Ido Vettoretti remembers a time when a game of road hockey in Copper Cliff could be interrupted by heavy air pollution.
“I grew up in the days when there were three stacks in Copper Cliff,” he said. “Playing ball hockey in the street, the emissions were so thick that sometimes you would lose the ball in the street.”
Vettoretti, a specialist with the Sudbury and District Health Unit's environmental health division, has made it his mission to share Sudbury's public health history, and show how far the city has come.
Since he started with the health unit in 1984, Vettoretti said Sudbury has made tremendous progress cleaning up the local environment.
“At one time there were no fish in Ramsey Lake,” he said. But today, people fish regularly from the boardwalk near Science North.
“Lake Nepahwin was a dead lake and essentially those stocks have come back,” Vettoretti added.
Air pollutants have decreased substantially since the days Sudbury was deemed North America's acid rain capital.

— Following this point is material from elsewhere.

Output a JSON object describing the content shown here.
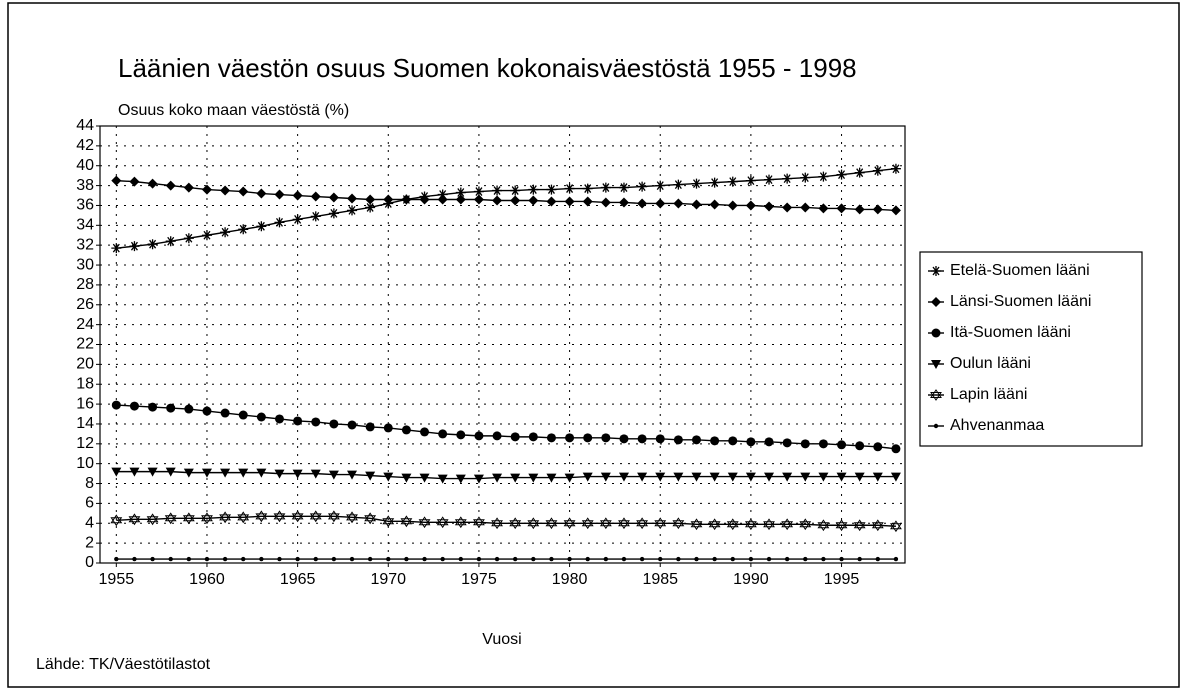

Compared to cities with heavy industry in southern Ontario, Sudbury's air quality is excellent, Vettoretti said.
To celebrate Sudbury's progress, and learn from the past, Vettoretti has undertaken a painstaking account of Sudbury's environmental history, going back to 1883, when Sudbury was only a Canadian Pacific Railway Outpost.
He presented a condensed version of that history at the health unit's board meeting Sept. 18.
According to Vettoretti's research, James Alexander Orr, the editor at the Sudbury Journal, and a city councillor, advocated for a board of health in Sudbury in 1891.
That year the city hired its first health inspector to deal with community sanitation.
In its early history, the village of Sudbury faced a number of health challenges as new immigrants died from diseases such as typhoid fever and smallpox in the 1890s.
The Sudbury Brewing and Malting Company, which later became Northern Breweries, was an early advocate for the improvement of Sudbury's drinking water in the early 1900s so it could improve the quality of its beer.
In its more recent history, the Sudbury and District Health Unit has participated in a number of far-ranging studies, including the largest study of a municipality's soils ever performed in North America in 2001.
In 2003, the health unit teamed up with the Mining Innovation Rehabilitation and Applied Research Corporation (MIRARCO) to study the impact climate change will have on Sudbury.
Vettoretti said the warming climate will result in more precipitation and the northern migration of some pests and lyme disease to northeastern Ontario.
“It's a continuing challenge to get climate change on the agenda,” he said.
Vettoretti said he hopes new health unit inspectors can learn from the past to help inform their decisions in the present.
“History provides some context for people who are young inspectors or working in the field,” he said.